Bu kadar özgürlük fazla mı?
Yunanistan'da öğrenciler, beş gündür eylemler yapıyor.
Okulları işgal ediyor, karakolları basıyor, işyerlerini yakıyor. Olayların başlama nedeni, 16 yaşındaki bir gösterici gencin polis kurşunlarıyla ölmesi.
Polis kurşunu ile
Türkiye'de de zaman zaman "dur" infazları oluyor. Ama benzer eylemler olmuyor. Hangisi doğru.
Cevap açık ve net:
"Demokratik" olanı. Türkiye'de benzer "infazlar" vuku bulduğunda,
soruşturma yapılıyor.
Medya ve bireyler tepki gösteriyor. Bazen de şiddet içermeyen toplu protestolar oluyor. Davalar açılıyor. Ama, şiddete şiddet ile karşılık verilmiyor.
En son
Ankara Emniyet Müdürlüğü, "kaçana ateş açmayın" talimatı verdi. Demek ki, sonuç alınıyor. Polisin hatası, masum insanların iş yerlerini ya da kamu binaları ve okulları perişan ederek telafi edilemez.
Ünlü yazar
Herkül Milas, Zaman'da dün yayınlanan yazısında, Yunanistan'da "anarşist" adı verilen gençlerin eylemlerinin "değerler
krizi"nin eseri olduğu görüşünde.
Bir defa hükümetten doğru dürüst talepleri yok. İkincisi, ölçüsüz polis şiddetine tepkileri de ölçüsüz.
Ekonomik kriz, işsizlik, güvensiz yarınlar nedeniyle, eylemler, adeta gençliği deşarj ediyor.
Milas, cuntaların özgürlüğü kısıtlayan ve baskıcı yönetimlerini engellemek için çıkarılan aşırı özgürlükçü yasaların, olaylara zemin hazırladığı görüşünde. Mesela, asla bir üniversite kampüsüne polis girmiyor. Öğrenciler de bu sebeple bu mekanları üst olarak kullanıyor.
Yine, gençler diyelim ki, yolu kesip
izinsiz gösteri yapıyor. Polis, eylemcileri diğer insanların tepkisinden korumaya çalışıyor. Eylemi, engellemiyor. Türkiye ve Yunanistan'ın siyasi kültür farkı bu. Şimdi burada duralım ve Milas'ın şu tespitine
kulak verelim: "Cunta ile anarşi arasında sallanan bir sarkaç. Demokrasiyi içlerine sindirmiş olan toplumlar otoriter rejimlerle keyfilik arasında seyretmezler."

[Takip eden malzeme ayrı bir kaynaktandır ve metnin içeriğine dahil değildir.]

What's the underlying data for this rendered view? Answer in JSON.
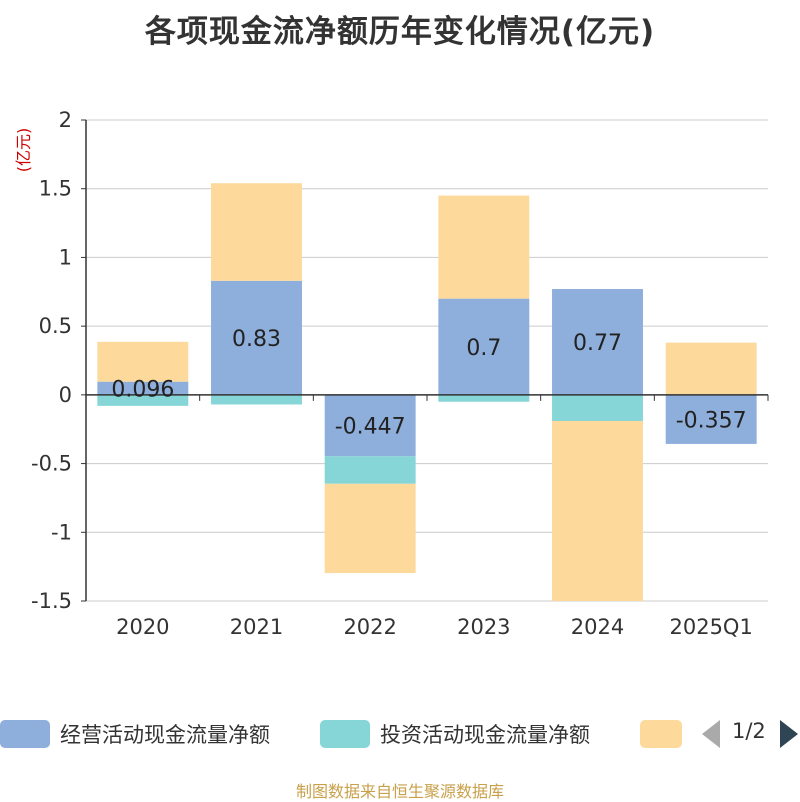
{
  "title": "各项现金流净额历年变化情况(亿元)",
  "unit": "(亿元)",
  "source": "制图数据来自恒生聚源数据库",
  "legend": {
    "items": [
      {
        "name": "经营活动现金流量净额",
        "color": "#8eaedb"
      },
      {
        "name": "投资活动现金流量净额",
        "color": "#86d5d7"
      },
      {
        "name": "",
        "color": "#fdd99b"
      }
    ],
    "page": "1/2"
  },
  "chart_data": {
    "type": "bar",
    "stacked": true,
    "categories": [
      "2020",
      "2021",
      "2022",
      "2023",
      "2024",
      "2025Q1"
    ],
    "ylim": [
      -1.5,
      2
    ],
    "yticks": [
      2,
      1.5,
      1,
      0.5,
      0,
      -0.5,
      -1,
      -1.5
    ],
    "ytick_labels": [
      "2",
      "1.5",
      "1",
      "0.5",
      "0",
      "-0.5",
      "-1",
      "-1.5"
    ],
    "grid": true,
    "legend_position": "bottom",
    "series": [
      {
        "name": "经营活动现金流量净额",
        "color": "#8eaedb",
        "values": [
          0.096,
          0.83,
          -0.447,
          0.7,
          0.77,
          -0.357
        ],
        "labels": [
          "0.096",
          "0.83",
          "-0.447",
          "0.7",
          "0.77",
          "-0.357"
        ]
      },
      {
        "name": "投资活动现金流量净额",
        "color": "#86d5d7",
        "values": [
          -0.08,
          -0.07,
          -0.2,
          -0.05,
          -0.19,
          0
        ]
      },
      {
        "color": "#fdd99b",
        "values": [
          0.29,
          0.71,
          -0.65,
          0.75,
          -1.31,
          0.38
        ]
      }
    ]
  }
}
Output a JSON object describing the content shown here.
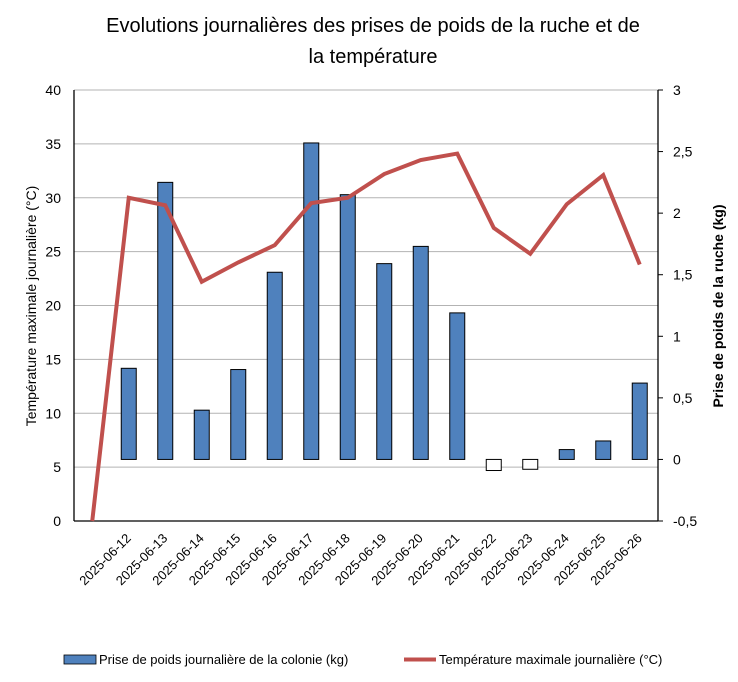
{
  "chart_data": {
    "type": "bar+line",
    "title": "Evolutions journalières des prises de poids de la ruche et de la température",
    "title_lines": [
      "Evolutions journalières des prises de poids de la ruche et de",
      "la température"
    ],
    "categories": [
      "",
      "2025-06-12",
      "2025-06-13",
      "2025-06-14",
      "2025-06-15",
      "2025-06-16",
      "2025-06-17",
      "2025-06-18",
      "2025-06-19",
      "2025-06-20",
      "2025-06-21",
      "2025-06-22",
      "2025-06-23",
      "2025-06-24",
      "2025-06-25",
      "2025-06-26"
    ],
    "series": [
      {
        "name": "Prise de poids journalière de la colonie (kg)",
        "type": "bar",
        "axis": "right",
        "color": "#4F81BD",
        "negative_color": "#FFFFFF",
        "values": [
          null,
          0.74,
          2.25,
          0.4,
          0.73,
          1.52,
          2.57,
          2.15,
          1.59,
          1.73,
          1.19,
          -0.09,
          -0.08,
          0.08,
          0.15,
          0.62
        ]
      },
      {
        "name": "Température maximale journalière (°C)",
        "type": "line",
        "axis": "left",
        "color": "#C0504D",
        "values": [
          0,
          30.0,
          29.3,
          22.2,
          24.0,
          25.6,
          29.5,
          30.0,
          32.2,
          33.5,
          34.1,
          27.2,
          24.8,
          29.4,
          32.1,
          23.8
        ]
      }
    ],
    "y_left": {
      "label": "Température maximale journalière (°C)",
      "lim": [
        0,
        40
      ],
      "ticks": [
        0,
        5,
        10,
        15,
        20,
        25,
        30,
        35,
        40
      ],
      "tick_labels": [
        "0",
        "5",
        "10",
        "15",
        "20",
        "25",
        "30",
        "35",
        "40"
      ]
    },
    "y_right": {
      "label": "Prise de poids de la ruche (kg)",
      "lim": [
        -0.5,
        3
      ],
      "ticks": [
        -0.5,
        0,
        0.5,
        1,
        1.5,
        2,
        2.5,
        3
      ],
      "tick_labels": [
        "-0,5",
        "0",
        "0,5",
        "1",
        "1,5",
        "2",
        "2,5",
        "3"
      ]
    },
    "xlabel": "",
    "grid": true,
    "legend_position": "bottom"
  }
}
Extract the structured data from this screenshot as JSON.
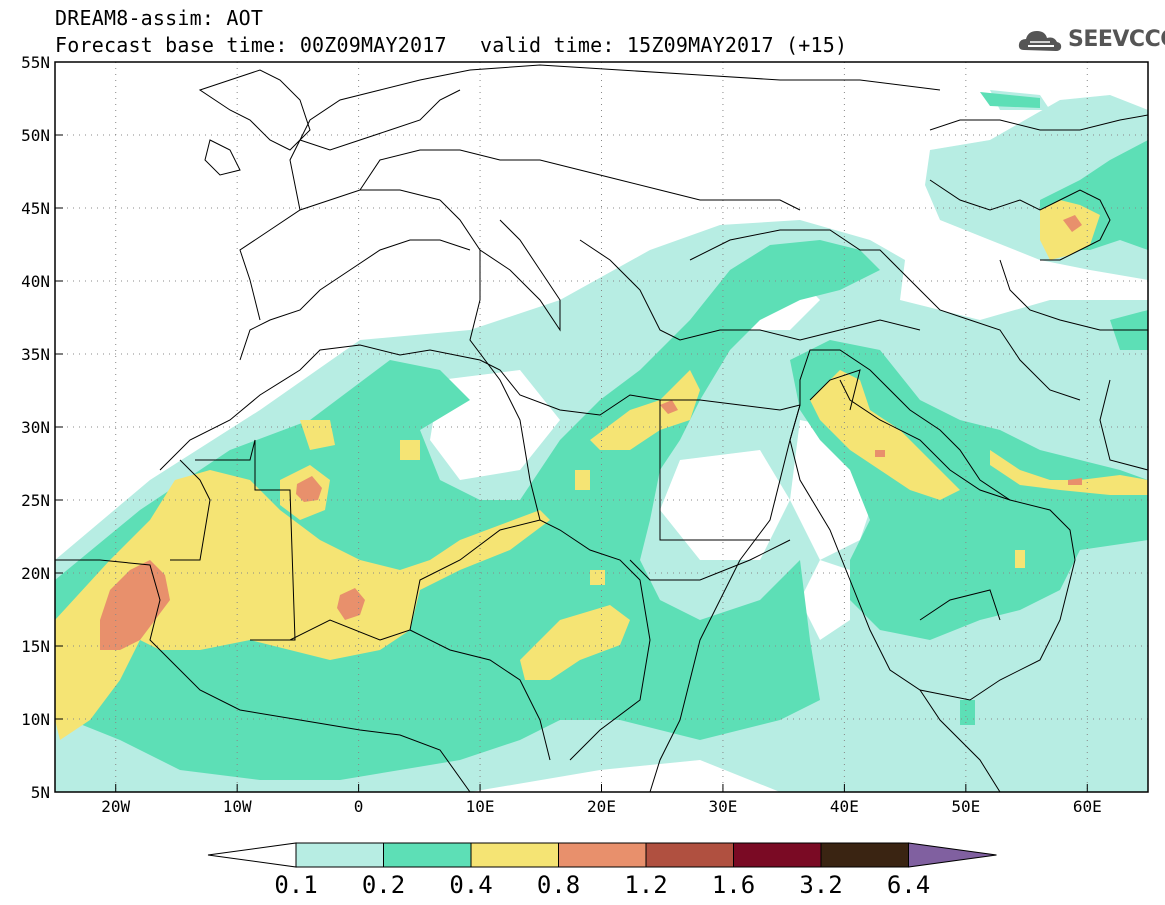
{
  "title": {
    "line1": "DREAM8-assim: AOT",
    "base_time": "Forecast base time: 00Z09MAY2017",
    "valid_time": "valid time: 15Z09MAY2017 (+15)"
  },
  "logo": {
    "text": "SEEVCCC",
    "icon": "cloud-icon"
  },
  "map": {
    "lon_range": [
      -25,
      65
    ],
    "lat_range": [
      5,
      55
    ],
    "lat_labels": [
      "55N",
      "50N",
      "45N",
      "40N",
      "35N",
      "30N",
      "25N",
      "20N",
      "15N",
      "10N",
      "5N"
    ],
    "lon_labels": [
      "20W",
      "10W",
      "0",
      "10E",
      "20E",
      "30E",
      "40E",
      "50E",
      "60E"
    ],
    "gridlines": "dotted"
  },
  "colorbar": {
    "labels": [
      "0.1",
      "0.2",
      "0.4",
      "0.8",
      "1.2",
      "1.6",
      "3.2",
      "6.4"
    ],
    "colors": [
      "#ffffff",
      "#b7ede3",
      "#5ddfb6",
      "#f5e474",
      "#e8906c",
      "#b05040",
      "#7a0a24",
      "#3a2412",
      "#8060a0"
    ]
  }
}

Görünen o ki, Yunanistan "özgürlükler kaosu" yaşıyor. 1968 kuşağı ile 2008 kuşağı arasında ilginç bir çelişki bu. Peki anarşiye neden oluyorsa, özgürlükler sınırlanmalı mı? Demokratik açılımını tamamlamayan Türkiye için henüz
erken bir soru bu. Ancak, komşu için tartışmanın zamanı gelmiş geçiyor. Sonuç, Türkiye için de yol gösterici olacak.